Que peut-il rester des évènements du mardi 08 Mai 1945 ? A Kherrata, il subsiste des lambeaux de mémoire des rares survivants… et des lieux témoins de cette ignoble boucherie. Des témoins, acteurs et rescapés d’une barbarie, d’une boucherie que l’histoire n’a jamais condamné, que les auteurs n’ont jamais vraiment reconnues. Alors, retour sur l’une des nombreuses pages noires du colonialisme, à travers un récit vivant et émouvant: il s’agit de Lahcène Bekhouche, condamné à mort à Kherrata, au lendemain, des émeutes. A Kherrata, une localité paisible, à mi-chemin entre deux grands pôles urbains, Sétif et Béjaïa, personne ne se doutait donc de rien. La rumeur était gardée au secret.
“Il faisait beau ! évoque Lahcène Bekhouche, scout parmi les scouts”. Kherrata, une ville cernée par les collines, des collines rocheuses, qui lui garantissent la pureté de l’air, la bonté du cœur. Sa relative renommée, elle la doit à ses gorges, ses merveilleuses gorges qui la relient aux autres contrées de Kabylie. Lahcène Bekhouche, un garçon actif de vingt ans, avait déjà connu la prison pour avoir distribué des tracts, en réalité des formulaires destinés à récolter des fonds d’aide aux scouts. Au début, les émeutes ont éclaté à Sétif.

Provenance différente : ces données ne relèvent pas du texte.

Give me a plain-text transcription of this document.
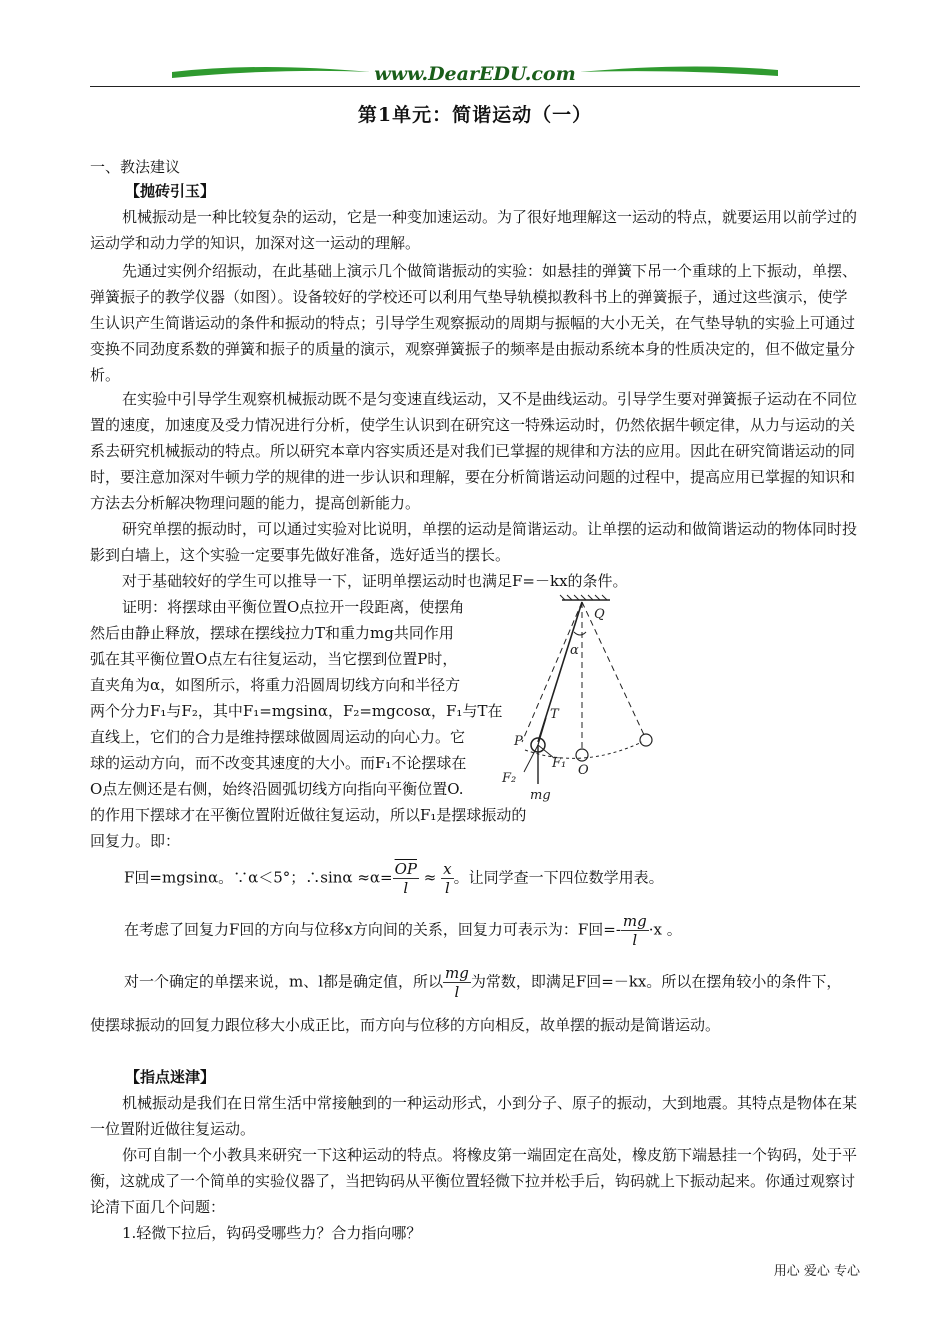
www.DearEDU.com
第1单元：简谐运动（一）
一、教法建议
【抛砖引玉】
机械振动是一种比较复杂的运动，它是一种变加速运动。为了很好地理解这一运动的特点，就要运用以前学过的运动学和动力学的知识，加深对这一运动的理解。
先通过实例介绍振动，在此基础上演示几个做简谐振动的实验：如悬挂的弹簧下吊一个重球的上下振动，单摆、弹簧振子的教学仪器（如图）。设备较好的学校还可以利用气垫导轨模拟教科书上的弹簧振子，通过这些演示，使学生认识产生简谐运动的条件和振动的特点；引导学生观察振动的周期与振幅的大小无关，在气垫导轨的实验上可通过变换不同劲度系数的弹簧和振子的质量的演示，观察弹簧振子的频率是由振动系统本身的性质决定的，但不做定量分析。
在实验中引导学生观察机械振动既不是匀变速直线运动，又不是曲线运动。引导学生要对弹簧振子运动在不同位置的速度，加速度及受力情况进行分析，使学生认识到在研究这一特殊运动时，仍然依据牛顿定律，从力与运动的关系去研究机械振动的特点。所以研究本章内容实质还是对我们已掌握的规律和方法的应用。因此在研究简谐运动的同时，要注意加深对牛顿力学的规律的进一步认识和理解，要在分析简谐运动问题的过程中，提高应用已掌握的知识和方法去分析解决物理问题的能力，提高创新能力。
研究单摆的振动时，可以通过实验对比说明，单摆的运动是简谐运动。让单摆的运动和做简谐运动的物体同时投影到白墙上，这个实验一定要事先做好准备，选好适当的摆长。
对于基础较好的学生可以推导一下，证明单摆运动时也满足F=－kx的条件。
证明：将摆球由平衡位置O点拉开一段距离，使摆角
然后由静止释放，摆球在摆线拉力T和重力mg共同作用
弧在其平衡位置O点左右往复运动，当它摆到位置P时，
直夹角为α，如图所示，将重力沿圆周切线方向和半径方
两个分力F₁与F₂，其中F₁=mgsinα，F₂=mgcosα，F₁与T在
直线上，它们的合力是维持摆球做圆周运动的向心力。它
球的运动方向，而不改变其速度的大小。而F₁不论摆球在
O点左侧还是右侧，始终沿圆弧切线方向指向平衡位置O.
的作用下摆球才在平衡位置附近做往复运动，所以F₁是摆球振动的
回复力。即：
Q
α
T
P
O
F₁
F₂
mg
F回=mgsinα。∵α＜5°；∴sinα $\approx\alpha= \frac{\overline{OP}}{l} \approx \frac{x}{l}$ 。让同学查一下四位数学用表。
在考虑了回复力F回的方向与位移x方向间的关系，回复力可表示为：F回=- $\frac{mg}{l} \cdot x$ 。
对一个确定的单摆来说，m、l都是确定值，所以 $\frac{mg}{l}$ 为常数，即满足F回=－kx。所以在摆角较小的条件下，
使摆球振动的回复力跟位移大小成正比，而方向与位移的方向相反，故单摆的振动是简谐运动。
【指点迷津】
机械振动是我们在日常生活中常接触到的一种运动形式，小到分子、原子的振动，大到地震。其特点是物体在某一位置附近做往复运动。
你可自制一个小教具来研究一下这种运动的特点。将橡皮第一端固定在高处，橡皮筋下端悬挂一个钩码，处于平衡，这就成了一个简单的实验仪器了，当把钩码从平衡位置轻微下拉并松手后，钩码就上下振动起来。你通过观察讨论清下面几个问题：
1.轻微下拉后，钩码受哪些力？合力指向哪？
用心 爱心 专心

Il s’en est suivi bien sûr une répression dans les rues et les quartiers de la ville. Pendant une semaine, l’armée française, renforcée par des avions et des chars, se déchaîne sur les populations et tua sans distinction.
Lorsque le bus la reliant à Sétif parvient à Kherrata, Lahcène Bekhouche remarque qu’il porte des traces de balles en de nombreux endroits. Un certain Bouhaoui alors propage l’information.
Des villages affûtèrent les hommes et se mirent à incendier des édifices publics.“Moi-même, j’ai mis le feu à la poste et à la justice”, s’enorgueillit Bekhouche, dont la silhouette ne passe jamais inaperçue à Kherrata. “Lorsque les chars ont commencé à semer la mort, nous nous sommes enfuis dans la montagne.
Deux jours plus tard, nous étions de retour, à la faveur d’une prétendue promesse d’indépendance du général de Gaulle”, témoigne-t-il. Rassemblées dans la cour de la caserne, les hommes entendirent le Caïd prononcer des condamnations à mort contre 45 d’entre eux, dont Bekhouche.
Ces derniers subirent les pires sévices. Lahcène a la mémoire tourmentée. Il n’a rien oublié de ce bitume brûlant sur lequel il était couché dans cette caserne, rien oublié des visages livides de ses copains de cellule qu’on emmène pour être achevés dans la montagne, rien oublié du chef des scouts, le Dr Hanouz, liquidé en même temps que ses deux rejetons, rien oublié de la mine effarouchée de ces femmes qui ont dû accoucher sous les ponts de Kherrata, rien oublié de ces Oueds qui puaient la pestilence des cadavres et que les colons arrosaient de sable, rien oublié de ses quatre amis exécutés et bien d’autres.
Finalement, Lahcène Bekhouche restera à la prison de Maison Carrée (El Harrach) jusqu’à l’indépendance du pays, le 05 Juillet 1962. Des année après demeure ainsi l’effort de mémoire de ces hommes. Demeure également l’appel de ces militants, comme Amrane Bedehouche, à la reconnaissance, c’est le moindre des mérites.